Hey everyone, I hope you’re having an incredible day today. Today, we’re going to prepare a distinctive dish, western style lentil soup. It is one of my favorites. This time, I am going to make it a little bit tasty. This is gonna smell and look delicious.
Use green lentils, red lentils, brown lentils or a lentil soup mix. All it takes is a hint of spice flavourings, bay leaves and finishing it off with a touch of lemon to elevate this soup. In a soup pot heat the olive oil on medium and add the onions, carrots celery and garlic. Sauté until the onion is translucent.
Western Style Lentil Soup is one of the most popular of recent trending meals in the world. It’s enjoyed by millions every day. It’s simple, it is quick, it tastes yummy. They are nice and they look fantastic. Western Style Lentil Soup is something that I’ve loved my entire life.
To get started with this recipe, we must prepare a few components. You can have western style lentil soup using 13 ingredients and 28 steps. Here is how you cook it.
The ingredients needed to make Western Style Lentil Soup:
- Make ready 2 Bay leaves
- Make ready Lentils (orange and green)
- Make ready Corn
- Prepare Lemon (cut in half)
- Make ready 1 Potato
- Make ready 1 Carrot
- Take 2 tomato
- Get 1/2 yellow capsicum/bell pepper
- Get 2 pieces Ginger
- Take Olive oil
- Prepare Chopped garlic
- Take Brown sugar
- Prepare basil herbs
Top with sour cream and grated cheese if desired. SPICY AND FULL OF GOODNESS, A DELICIOUS LENTIL SOUP WITH MIDDLE EASTERN FLAVORS! Every time I cook this lentil soup, Jordan and the Middle East come to mind. This recipe is inspired by a soup we had during our trip to Petra, where we spent a wonderful evening at Petra Kitchen.
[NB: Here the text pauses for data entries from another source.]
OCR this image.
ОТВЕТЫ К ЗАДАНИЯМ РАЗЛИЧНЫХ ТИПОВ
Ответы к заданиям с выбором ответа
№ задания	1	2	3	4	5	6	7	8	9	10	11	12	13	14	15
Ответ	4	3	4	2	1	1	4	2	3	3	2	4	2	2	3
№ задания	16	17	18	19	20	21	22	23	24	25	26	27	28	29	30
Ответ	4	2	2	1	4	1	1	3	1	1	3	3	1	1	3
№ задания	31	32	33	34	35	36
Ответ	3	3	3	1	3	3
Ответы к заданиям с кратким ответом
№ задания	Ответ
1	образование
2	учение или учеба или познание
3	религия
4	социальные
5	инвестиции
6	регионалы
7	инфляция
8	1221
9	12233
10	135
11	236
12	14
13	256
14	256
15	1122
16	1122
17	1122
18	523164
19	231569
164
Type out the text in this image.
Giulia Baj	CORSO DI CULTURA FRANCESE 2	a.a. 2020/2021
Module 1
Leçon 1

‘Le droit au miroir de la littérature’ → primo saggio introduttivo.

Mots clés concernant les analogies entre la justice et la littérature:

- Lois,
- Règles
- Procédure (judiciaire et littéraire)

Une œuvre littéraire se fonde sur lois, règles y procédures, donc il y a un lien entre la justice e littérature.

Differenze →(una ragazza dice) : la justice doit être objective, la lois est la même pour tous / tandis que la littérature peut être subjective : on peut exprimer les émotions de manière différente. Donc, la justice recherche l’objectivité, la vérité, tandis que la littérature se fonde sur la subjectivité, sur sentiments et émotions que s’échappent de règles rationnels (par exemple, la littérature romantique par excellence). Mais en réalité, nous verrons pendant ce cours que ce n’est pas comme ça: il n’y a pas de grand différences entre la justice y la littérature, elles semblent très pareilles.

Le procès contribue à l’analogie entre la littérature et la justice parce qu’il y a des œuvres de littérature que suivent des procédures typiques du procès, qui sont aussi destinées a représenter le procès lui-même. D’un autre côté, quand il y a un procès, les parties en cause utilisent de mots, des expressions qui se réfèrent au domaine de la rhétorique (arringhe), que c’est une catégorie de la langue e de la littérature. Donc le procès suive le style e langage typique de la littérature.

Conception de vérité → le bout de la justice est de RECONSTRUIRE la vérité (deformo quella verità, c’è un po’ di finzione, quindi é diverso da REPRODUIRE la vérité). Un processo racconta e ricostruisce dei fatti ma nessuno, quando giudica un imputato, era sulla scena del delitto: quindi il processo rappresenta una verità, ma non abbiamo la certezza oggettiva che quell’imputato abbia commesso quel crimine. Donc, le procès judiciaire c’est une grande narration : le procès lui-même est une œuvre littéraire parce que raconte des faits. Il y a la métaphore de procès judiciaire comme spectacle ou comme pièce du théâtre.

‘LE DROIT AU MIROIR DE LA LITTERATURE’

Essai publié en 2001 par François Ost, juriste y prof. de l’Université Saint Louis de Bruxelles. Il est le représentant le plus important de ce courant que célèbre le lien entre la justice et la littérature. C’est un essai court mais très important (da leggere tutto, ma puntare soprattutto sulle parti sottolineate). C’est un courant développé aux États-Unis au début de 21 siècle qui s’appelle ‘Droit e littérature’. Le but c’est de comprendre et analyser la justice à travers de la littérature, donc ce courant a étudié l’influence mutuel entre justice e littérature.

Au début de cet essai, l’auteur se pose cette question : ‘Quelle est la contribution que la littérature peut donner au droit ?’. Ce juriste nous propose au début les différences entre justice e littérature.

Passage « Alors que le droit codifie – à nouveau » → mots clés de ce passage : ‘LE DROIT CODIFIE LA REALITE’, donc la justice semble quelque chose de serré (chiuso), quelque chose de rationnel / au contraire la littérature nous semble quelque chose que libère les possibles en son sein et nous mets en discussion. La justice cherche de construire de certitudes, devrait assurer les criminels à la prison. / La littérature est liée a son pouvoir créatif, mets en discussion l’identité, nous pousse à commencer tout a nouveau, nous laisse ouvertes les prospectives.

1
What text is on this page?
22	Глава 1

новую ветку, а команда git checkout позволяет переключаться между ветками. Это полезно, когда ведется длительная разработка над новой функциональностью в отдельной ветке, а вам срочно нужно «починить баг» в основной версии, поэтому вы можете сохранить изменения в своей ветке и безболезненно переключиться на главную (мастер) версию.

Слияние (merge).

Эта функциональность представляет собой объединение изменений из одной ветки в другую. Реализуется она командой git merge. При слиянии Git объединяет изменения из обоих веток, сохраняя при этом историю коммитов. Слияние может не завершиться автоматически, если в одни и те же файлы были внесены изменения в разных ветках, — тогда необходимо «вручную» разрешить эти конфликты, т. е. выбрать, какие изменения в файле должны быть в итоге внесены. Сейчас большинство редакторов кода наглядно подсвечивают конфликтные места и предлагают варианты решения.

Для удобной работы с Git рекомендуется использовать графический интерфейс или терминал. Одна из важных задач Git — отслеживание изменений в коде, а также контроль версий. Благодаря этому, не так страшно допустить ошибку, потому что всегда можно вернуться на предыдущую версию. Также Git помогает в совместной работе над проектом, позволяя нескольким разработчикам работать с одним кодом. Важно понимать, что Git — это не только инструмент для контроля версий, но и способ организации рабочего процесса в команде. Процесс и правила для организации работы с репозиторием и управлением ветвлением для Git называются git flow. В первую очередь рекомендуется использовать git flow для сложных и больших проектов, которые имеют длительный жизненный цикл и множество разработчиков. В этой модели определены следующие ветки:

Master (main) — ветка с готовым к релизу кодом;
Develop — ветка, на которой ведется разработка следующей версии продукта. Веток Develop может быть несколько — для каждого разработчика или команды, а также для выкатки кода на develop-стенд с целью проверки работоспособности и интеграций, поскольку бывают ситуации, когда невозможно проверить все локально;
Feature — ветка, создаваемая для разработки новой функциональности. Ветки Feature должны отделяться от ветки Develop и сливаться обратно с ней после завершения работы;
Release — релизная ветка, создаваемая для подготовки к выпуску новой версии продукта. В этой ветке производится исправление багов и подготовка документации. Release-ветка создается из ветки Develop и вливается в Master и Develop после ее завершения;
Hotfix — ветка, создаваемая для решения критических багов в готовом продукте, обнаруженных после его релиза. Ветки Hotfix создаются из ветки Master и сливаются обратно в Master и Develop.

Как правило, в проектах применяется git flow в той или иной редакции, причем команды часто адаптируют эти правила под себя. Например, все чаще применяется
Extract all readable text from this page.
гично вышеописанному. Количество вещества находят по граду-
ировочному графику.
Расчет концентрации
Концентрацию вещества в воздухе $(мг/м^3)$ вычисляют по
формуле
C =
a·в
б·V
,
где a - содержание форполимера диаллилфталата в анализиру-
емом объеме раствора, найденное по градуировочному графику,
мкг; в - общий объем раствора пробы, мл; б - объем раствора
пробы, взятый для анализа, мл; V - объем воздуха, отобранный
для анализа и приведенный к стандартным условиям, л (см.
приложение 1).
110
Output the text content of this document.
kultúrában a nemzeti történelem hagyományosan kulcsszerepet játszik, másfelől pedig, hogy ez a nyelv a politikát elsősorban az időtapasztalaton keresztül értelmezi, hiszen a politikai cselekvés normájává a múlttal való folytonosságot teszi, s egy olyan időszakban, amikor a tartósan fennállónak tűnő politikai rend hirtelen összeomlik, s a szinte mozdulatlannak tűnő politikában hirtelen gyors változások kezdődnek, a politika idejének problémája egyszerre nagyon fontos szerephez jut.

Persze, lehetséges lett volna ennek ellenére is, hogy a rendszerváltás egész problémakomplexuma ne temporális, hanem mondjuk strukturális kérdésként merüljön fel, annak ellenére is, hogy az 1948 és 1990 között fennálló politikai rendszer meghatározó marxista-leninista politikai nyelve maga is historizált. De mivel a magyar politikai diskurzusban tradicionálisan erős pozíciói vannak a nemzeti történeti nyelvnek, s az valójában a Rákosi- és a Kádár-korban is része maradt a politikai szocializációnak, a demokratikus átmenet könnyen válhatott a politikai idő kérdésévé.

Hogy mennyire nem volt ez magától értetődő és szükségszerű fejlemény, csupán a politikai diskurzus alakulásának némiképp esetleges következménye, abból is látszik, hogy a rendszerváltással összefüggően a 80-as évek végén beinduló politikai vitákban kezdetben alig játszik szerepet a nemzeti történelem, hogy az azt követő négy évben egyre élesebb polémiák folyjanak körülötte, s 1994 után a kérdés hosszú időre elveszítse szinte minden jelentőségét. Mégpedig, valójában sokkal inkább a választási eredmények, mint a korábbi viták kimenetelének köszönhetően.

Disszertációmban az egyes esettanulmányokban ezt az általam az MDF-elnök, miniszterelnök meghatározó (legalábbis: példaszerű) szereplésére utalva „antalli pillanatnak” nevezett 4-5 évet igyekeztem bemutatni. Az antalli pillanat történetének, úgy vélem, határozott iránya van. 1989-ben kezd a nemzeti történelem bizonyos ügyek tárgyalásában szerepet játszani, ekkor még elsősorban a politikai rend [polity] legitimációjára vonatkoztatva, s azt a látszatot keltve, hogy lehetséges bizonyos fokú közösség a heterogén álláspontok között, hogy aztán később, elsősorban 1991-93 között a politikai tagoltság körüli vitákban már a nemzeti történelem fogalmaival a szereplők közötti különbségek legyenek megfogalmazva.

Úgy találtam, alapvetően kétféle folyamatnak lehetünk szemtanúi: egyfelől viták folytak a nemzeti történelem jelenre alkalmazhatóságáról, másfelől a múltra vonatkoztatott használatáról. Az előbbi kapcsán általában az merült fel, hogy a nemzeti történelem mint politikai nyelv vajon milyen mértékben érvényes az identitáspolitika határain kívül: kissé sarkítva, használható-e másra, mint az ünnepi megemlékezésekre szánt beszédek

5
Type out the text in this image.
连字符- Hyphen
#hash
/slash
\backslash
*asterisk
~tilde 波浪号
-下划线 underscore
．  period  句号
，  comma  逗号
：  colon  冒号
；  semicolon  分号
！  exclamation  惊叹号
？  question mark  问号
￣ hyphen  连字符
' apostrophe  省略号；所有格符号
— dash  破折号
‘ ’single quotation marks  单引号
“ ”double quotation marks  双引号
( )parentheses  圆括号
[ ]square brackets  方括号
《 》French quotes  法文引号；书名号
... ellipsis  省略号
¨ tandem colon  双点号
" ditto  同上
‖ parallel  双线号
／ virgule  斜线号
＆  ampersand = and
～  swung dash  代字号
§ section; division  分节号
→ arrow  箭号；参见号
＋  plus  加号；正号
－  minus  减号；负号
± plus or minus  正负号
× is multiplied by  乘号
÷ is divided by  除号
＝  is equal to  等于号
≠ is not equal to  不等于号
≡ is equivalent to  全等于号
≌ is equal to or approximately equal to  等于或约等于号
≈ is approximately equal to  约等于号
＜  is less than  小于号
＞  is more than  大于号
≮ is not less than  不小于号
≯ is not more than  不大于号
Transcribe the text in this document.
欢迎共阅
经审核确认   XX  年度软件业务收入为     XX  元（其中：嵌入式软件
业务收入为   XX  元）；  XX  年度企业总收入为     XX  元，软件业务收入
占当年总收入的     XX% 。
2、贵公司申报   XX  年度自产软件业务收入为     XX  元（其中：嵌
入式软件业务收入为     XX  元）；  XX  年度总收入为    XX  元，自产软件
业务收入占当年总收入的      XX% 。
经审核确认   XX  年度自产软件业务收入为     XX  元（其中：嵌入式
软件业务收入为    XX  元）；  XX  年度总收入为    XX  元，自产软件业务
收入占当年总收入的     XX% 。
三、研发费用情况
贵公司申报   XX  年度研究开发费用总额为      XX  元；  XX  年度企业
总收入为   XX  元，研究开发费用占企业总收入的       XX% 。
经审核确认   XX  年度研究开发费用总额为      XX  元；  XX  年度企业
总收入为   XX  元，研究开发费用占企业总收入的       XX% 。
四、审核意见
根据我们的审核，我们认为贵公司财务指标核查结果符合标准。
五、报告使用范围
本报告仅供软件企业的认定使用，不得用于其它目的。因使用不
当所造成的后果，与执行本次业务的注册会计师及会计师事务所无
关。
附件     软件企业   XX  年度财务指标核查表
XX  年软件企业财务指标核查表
Instructions to make Western Style Lentil Soup:
- Boil water for the soup base
- Chop the vegetables (potato, carrot, capsicum) and chop the garlic
- Cut tomatoes removing the seeds and the jelly
- Break the bay leaves in half and put them into the hot water (turn off the heat) and put lid on
- Cut 2 pieces of ginger
- Pan fry the ginger with olive oil
- After moving it around in the pan for a bit, remove get rid of the ginger
- Pan fry the chopped garlic
- Stir fry the potatoes and carrots
- Add yellow bell peppers to the mix
- Sprinkle a bit of black pepper and salt
- Add the tomatoes last to the stir fry
- Sprinkle a bit of brown sugar
- Add water (room temperature) to the mix just enough to cover the ingredients in the pan
- Add basil herbs
- Let it boil
- Add lentils to the pot of boiled water
- Add the cooked vegetables into the pot
- Cook with lid slightly opened
- Note: time taken to cook lentil soup depends on how much ingredients you have and how big of a pot
- This recipe will take 30-45minutes to cook in the pot
- The way to check if it's ready or not is to see if the potatoes and carrots are soft already
- Add corn into the pot
- After adding the corn, taste the soup
- Add 1tsp of soy sauce
- Add 1/2 tsp of vinegar
- Add extra salt and brown sugar as you wish
- Lastly, add a bit of lemon juice
Every time I cook this lentil soup, Jordan and the Middle East come to mind. This recipe is inspired by a soup we had during our trip to Petra, where we spent a wonderful evening at Petra Kitchen. I cook with lentils often because they're a nutritious, inexpensive source of protein. This low-fat soup is one of my favorite ways to use them. To make it even heartier, add ground beef, cooked sausage or leftover cubed chicken. —Rachel Keller, Roanoke, Virginia.